The performance difference between process switching and fast switching was significant. Fast switching was performed within the interrupt processing (packet forwarding could interrupt whatever else the router was doing), whereas process switching (as the name implies) was done within the IP Input process that had to compete for CPU cycles with control-plane processes. To make matters worse, Cisco IOS used non-preemptive scheduling leading to hilarious results: transit packets had to wait for goodwill of other processes like OSPF SPF run or BGP table scan to release CPU before they could be processed3.

Fast switching implementations had to deal with the usual caching headaches:

  • Incomplete cached information -- in an ECMP scenario, only a single path toward a destination would be cached, resulting in suboptimal load balancing4.
  • Cache invalidation -- it was pretty easy to invalidate fast switching entries whenever a directly-connected next hop disappeared, or whenever a prefix in the routing table changed. Figuring out what entries one needs to invalidate when one of the interim steps in a recursive routing table lookup changes must have been an interesting challenge5
  • Cache trashing -- when the number of active destinations exceeded the size of the cache, most packets became process switched, resulting in significant performance drop.

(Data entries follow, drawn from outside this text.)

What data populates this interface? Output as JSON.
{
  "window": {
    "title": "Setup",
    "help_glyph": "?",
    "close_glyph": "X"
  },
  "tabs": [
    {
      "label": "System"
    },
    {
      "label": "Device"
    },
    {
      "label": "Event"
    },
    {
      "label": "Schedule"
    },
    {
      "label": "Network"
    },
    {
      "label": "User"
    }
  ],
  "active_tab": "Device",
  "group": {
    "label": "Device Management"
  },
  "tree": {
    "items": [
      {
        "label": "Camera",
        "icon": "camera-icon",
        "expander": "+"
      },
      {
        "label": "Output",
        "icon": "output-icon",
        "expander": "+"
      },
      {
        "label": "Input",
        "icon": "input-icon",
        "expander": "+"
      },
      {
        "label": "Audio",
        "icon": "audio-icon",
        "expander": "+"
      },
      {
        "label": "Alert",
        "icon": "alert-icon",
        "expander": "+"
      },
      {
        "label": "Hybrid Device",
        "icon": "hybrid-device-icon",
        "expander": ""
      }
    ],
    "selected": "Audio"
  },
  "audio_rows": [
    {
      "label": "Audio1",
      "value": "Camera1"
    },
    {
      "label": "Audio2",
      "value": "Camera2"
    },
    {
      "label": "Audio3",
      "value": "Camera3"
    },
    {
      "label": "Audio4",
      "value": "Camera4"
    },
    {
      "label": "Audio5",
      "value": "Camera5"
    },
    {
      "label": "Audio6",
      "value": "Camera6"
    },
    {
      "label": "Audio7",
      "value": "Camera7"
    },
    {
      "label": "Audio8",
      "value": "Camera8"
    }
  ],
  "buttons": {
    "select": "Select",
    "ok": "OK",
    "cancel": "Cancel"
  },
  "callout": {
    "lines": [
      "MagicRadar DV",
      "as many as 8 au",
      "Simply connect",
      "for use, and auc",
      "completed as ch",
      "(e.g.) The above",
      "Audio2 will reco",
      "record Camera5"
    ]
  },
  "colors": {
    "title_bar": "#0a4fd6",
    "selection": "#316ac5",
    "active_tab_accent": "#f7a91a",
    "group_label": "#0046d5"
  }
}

To make matters worse, Cisco implemented fast switching in hardware (autonomous switching), resulting in orders-of-magnitude performance drop when cache trashing forced a router to fall back to process switching.

Fast switching worked pretty well on low-end edge routers and failed miserably in high-end (Internet) core routers, the last nail in its coffin being the ubiquitous port scans. A single hacker scanning the Internet at a reasonably low scan rate could bring a high-end router to its knees by polluting its fast switching cache.

Internet core experienced numerous regional brownouts in those days until Cisco changed the packet forwarding paradigm and rolled out Cisco Express Forwarding (CEF) -- a packet forwarding mechanism that relies on fully evaluated forwarding table6 instead of a forwarding cache.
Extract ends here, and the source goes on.